Atlas project production

BOUSD-ClassSize-Extract

Uses UnixODBC + Microsoft ODBC driver to query Aeries SQL Server. Uses a Google service account to update reporting sheets after each extract. It ingests Configuration files (TOML/YAML/JSON/INI/CONF), Database tables (SQL scripts), CSV files and produces Query results (reports/extracts), CSV files.

Type: Field Tool
Lifecycle: Active
Last touched: 2025-08-18
Visibility: Public

Purpose

Uses UnixODBC + Microsoft ODBC driver to query Aeries SQL Server.

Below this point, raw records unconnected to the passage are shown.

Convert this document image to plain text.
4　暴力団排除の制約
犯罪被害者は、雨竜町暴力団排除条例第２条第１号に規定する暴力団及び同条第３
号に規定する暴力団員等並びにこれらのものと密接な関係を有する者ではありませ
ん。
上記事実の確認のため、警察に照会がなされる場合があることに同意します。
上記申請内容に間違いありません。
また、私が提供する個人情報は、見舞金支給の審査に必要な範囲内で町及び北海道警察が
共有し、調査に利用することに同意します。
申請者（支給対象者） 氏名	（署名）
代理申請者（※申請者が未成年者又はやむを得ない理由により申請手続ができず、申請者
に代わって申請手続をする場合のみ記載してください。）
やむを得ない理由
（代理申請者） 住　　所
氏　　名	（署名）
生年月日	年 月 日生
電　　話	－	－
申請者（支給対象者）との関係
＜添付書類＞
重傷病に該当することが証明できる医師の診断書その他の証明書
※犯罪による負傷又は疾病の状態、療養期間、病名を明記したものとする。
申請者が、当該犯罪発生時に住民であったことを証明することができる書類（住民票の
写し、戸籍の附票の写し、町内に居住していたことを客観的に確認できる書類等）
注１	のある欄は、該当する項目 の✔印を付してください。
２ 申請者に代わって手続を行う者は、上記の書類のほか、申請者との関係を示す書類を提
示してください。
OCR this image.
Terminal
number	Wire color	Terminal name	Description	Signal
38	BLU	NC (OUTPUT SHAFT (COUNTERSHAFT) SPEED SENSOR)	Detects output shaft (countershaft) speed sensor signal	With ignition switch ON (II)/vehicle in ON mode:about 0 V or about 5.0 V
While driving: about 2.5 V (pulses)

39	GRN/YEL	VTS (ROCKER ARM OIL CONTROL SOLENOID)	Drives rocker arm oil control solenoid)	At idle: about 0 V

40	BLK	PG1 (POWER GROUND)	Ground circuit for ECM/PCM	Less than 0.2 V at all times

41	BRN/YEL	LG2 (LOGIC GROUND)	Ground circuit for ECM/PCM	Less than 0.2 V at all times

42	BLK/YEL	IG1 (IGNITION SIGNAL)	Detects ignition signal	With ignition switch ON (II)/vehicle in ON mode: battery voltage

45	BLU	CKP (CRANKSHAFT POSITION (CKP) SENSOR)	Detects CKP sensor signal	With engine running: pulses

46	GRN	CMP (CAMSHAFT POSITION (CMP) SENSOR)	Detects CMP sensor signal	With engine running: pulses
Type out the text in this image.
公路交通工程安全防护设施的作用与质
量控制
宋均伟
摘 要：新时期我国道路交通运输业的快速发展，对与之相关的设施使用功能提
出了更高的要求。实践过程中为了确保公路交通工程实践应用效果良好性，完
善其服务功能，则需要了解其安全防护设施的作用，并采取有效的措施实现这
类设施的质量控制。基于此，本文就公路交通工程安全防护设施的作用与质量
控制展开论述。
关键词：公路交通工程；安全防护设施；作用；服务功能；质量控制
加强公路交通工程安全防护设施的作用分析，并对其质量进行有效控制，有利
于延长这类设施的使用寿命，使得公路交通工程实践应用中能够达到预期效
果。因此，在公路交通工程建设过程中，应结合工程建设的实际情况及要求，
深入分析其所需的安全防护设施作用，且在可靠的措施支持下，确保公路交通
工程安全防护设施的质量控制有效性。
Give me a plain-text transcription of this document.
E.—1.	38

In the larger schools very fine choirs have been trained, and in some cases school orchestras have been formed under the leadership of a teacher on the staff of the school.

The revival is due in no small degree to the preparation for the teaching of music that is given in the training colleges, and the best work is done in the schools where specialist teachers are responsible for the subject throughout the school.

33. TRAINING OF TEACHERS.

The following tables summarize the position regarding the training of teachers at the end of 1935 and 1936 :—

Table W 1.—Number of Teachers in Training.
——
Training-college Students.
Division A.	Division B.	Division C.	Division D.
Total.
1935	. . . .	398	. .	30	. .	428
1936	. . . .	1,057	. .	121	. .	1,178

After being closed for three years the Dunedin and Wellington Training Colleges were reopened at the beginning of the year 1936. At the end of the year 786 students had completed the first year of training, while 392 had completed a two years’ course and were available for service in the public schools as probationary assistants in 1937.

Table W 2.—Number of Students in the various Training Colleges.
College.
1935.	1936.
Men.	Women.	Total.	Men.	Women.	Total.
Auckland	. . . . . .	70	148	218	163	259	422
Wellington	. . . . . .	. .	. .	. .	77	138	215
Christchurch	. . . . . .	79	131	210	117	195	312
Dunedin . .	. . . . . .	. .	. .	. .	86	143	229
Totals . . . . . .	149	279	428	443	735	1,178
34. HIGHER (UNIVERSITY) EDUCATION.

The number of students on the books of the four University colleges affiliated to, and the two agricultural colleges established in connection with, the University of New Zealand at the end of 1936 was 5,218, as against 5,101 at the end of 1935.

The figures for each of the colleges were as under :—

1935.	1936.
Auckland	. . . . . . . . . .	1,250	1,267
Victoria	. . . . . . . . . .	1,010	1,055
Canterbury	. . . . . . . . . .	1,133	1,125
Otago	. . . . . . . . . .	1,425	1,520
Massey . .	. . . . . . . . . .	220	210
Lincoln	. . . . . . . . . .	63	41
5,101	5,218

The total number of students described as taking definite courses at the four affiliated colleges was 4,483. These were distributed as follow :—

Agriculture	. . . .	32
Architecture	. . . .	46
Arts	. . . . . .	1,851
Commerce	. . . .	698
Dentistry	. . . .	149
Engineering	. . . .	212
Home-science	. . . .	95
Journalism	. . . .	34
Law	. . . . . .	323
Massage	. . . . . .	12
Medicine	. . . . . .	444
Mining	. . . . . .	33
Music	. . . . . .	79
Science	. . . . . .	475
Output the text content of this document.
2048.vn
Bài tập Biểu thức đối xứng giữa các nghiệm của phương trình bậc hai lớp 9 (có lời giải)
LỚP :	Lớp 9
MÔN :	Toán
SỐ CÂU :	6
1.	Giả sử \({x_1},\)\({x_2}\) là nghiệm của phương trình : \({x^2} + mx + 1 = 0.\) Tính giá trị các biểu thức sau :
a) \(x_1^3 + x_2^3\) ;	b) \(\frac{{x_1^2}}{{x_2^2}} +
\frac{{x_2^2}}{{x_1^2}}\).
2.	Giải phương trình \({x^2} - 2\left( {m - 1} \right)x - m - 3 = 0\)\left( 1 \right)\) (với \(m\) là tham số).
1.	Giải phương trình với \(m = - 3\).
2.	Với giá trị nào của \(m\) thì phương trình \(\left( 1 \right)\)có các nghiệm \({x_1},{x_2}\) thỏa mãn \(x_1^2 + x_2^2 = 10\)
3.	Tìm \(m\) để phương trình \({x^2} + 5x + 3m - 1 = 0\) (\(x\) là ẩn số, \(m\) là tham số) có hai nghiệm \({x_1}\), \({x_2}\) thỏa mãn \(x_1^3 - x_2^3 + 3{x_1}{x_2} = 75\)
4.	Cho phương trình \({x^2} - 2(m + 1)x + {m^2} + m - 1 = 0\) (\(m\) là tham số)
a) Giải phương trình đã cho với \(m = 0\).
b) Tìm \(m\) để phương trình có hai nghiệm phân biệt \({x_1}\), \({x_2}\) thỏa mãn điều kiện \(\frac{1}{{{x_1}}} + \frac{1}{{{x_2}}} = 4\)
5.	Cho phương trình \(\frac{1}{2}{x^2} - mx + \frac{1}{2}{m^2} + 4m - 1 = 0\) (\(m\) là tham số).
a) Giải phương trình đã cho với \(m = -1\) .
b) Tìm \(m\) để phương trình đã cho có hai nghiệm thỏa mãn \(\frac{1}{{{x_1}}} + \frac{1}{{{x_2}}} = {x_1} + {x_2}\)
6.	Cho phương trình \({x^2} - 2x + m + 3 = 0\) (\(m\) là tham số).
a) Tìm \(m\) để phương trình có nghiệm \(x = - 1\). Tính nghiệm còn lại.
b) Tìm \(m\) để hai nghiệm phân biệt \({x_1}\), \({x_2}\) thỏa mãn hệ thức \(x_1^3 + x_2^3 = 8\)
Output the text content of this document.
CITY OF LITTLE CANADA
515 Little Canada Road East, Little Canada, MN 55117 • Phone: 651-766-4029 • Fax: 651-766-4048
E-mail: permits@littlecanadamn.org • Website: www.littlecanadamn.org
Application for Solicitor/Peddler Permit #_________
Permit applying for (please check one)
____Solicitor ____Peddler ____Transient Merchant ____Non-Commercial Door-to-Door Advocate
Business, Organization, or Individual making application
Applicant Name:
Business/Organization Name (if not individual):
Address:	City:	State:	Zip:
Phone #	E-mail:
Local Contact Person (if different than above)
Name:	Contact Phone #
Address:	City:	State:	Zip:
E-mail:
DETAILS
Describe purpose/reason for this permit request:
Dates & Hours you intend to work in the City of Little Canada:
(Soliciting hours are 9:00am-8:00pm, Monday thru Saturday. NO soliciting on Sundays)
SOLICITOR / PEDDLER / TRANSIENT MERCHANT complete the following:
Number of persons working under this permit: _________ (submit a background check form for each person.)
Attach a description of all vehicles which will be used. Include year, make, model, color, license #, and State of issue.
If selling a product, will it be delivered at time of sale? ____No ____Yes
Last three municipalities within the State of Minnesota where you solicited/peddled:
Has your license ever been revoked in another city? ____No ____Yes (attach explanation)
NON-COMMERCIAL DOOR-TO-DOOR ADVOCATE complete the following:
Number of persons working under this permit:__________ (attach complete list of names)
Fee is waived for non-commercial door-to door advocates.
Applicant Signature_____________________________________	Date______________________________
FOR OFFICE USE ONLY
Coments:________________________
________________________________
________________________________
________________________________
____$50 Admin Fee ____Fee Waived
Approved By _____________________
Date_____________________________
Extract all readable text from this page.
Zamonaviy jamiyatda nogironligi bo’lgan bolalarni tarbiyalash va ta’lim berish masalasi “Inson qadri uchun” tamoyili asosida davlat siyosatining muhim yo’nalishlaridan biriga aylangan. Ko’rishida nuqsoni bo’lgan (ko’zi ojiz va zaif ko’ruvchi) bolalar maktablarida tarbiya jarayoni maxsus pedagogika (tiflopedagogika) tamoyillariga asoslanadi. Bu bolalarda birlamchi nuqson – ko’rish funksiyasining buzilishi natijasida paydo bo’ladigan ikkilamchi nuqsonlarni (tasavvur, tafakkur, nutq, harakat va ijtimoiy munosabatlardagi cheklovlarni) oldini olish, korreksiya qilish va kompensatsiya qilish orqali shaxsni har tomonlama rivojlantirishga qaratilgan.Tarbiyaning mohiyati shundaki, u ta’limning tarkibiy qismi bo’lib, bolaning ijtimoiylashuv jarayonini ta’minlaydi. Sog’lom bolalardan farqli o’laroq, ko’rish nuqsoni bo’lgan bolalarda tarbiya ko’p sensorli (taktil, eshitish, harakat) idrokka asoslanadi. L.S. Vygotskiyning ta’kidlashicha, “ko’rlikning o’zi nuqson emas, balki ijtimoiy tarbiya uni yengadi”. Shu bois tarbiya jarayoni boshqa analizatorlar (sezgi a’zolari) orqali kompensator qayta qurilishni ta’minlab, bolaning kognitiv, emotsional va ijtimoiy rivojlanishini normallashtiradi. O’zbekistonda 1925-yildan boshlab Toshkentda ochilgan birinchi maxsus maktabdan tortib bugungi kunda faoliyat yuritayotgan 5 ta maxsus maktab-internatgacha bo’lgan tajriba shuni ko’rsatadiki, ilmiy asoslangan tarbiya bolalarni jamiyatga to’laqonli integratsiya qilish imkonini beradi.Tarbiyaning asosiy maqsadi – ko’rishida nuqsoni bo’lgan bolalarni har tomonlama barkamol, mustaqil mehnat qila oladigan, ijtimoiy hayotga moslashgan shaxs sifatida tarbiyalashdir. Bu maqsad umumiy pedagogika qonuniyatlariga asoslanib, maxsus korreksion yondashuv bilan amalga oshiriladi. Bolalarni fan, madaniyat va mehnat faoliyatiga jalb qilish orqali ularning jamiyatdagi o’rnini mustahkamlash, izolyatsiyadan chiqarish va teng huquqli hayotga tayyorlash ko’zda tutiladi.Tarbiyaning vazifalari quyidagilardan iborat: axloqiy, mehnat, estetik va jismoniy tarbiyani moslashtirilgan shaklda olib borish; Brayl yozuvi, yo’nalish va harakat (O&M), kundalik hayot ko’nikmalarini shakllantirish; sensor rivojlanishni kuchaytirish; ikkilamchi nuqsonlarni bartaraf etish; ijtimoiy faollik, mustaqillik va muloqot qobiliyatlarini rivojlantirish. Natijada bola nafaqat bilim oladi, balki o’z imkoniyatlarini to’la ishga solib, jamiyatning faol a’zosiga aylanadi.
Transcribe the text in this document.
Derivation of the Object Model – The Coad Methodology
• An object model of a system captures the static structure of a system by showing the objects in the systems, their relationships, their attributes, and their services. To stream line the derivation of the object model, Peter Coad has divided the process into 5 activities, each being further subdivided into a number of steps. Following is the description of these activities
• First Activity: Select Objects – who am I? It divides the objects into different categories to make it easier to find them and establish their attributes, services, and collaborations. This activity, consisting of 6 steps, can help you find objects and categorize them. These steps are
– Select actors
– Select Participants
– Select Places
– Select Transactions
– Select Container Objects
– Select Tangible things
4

Uses a Google service account to update reporting sheets after each extract.

Current state

Last touched: 2025-08-18. Functionality and completeness: Scripted pipeline exists; scheduling/monitoring are not documented.

Next step

Add baseline automated tests to cover critical flows; Add CI pipeline for build/test/lint; Document deployment/runtime environment (or add Dockerfile); Document interfaces (CLI flags, API endpoints, file formats); Add structured logging and basic health checks.

Interfaces

Inputs

Configuration files (TOML/YAML/JSON/INI/CONF), Database tables (SQL scripts), CSV files

Outputs

Query results (reports/extracts), CSV files

Reality to Action trace

Reality Ingestion

Contributes in this stage.

Canonical Storage

Contributes in this stage.

Automation Engines

Not in scope.

Human Interfaces

Contributes in this stage.

Operational Adoption

Contributes in this stage.

Core workflow

TBD. Document the 5-10 steps that define the core workflow.

Artifacts

CSV columns defined by the SQL in `sql/`; sheet ranges in `run.sh` must match destination tab schemas

Operational notes

Constraints and scars

Depends on fixed Google Sheet ranges and SQL output shape; sheet column changes require query/config updates.

Reliability posture

Failure modes and safe behavior: ODBC connection/auth failures or Google API permission errors stop the script and leave prior sheet data intact. Idempotency / retries / batching behavior: Re-runs overwrite the same sheet ranges; no explicit retry/backoff beyond underlying tools.

Observability

Logs: stdout/stderr from `run.sh`, `mssql_to_csv`, and `google-sheet-download`
Metrics/health checks: None documented; rely on exit codes and CSV outputs
Logs: stdout/stderr from run.sh and bundled CLI tools; CSV artifacts in data/ and temp/ act as run outputs.

Security and privacy

Student/class size data is processed; protect CSV outputs and logs accordingly. Service account JSON and DB credentials must be stored securely and excluded from git. README includes internal hostnames and service-account identifiers; keep those details private. Sensitive secret material detected in BOUSD-ClassSize-Extract/priv_key.json; ensure it is excluded from docs and CI.

Dependencies

Upstream

Aeries SQL Server via ODBC
Google Sheets API via service account

Ownership

Owners

Josh Barton

Users

Josh Barton (owner)

BOUSD-ClassSize-Extract

Architecture & Major Components

High-level diagram (text):
- Entry/trigger -> core logic -> outputs (details per docs below)
Entry/trigger
core logic
outputs
Entry points: BOUSD-ClassSize-Extract/run.sh
Top-level folders: bin, conf.d, data, sql, temp
Key abstractions: Config-driven query execution, sheet range overwrite, per-extract CSV artifacts

Setup / Build / Run

Build system(s): Shell scripts plus Rust CLI binaries (Cargo in tool subdirectories).
Install UnixODBC and the Microsoft ODBC driver for SQL Server; configure odbcinst.ini and odbc.ini.
Provide per-extract TOML configs under conf.d/ (DSN, query, output paths).
Place the Google service-account key where the sheet tool expects it (default is priv_key.json).
Run ./run.sh to execute the extract and sync pipeline.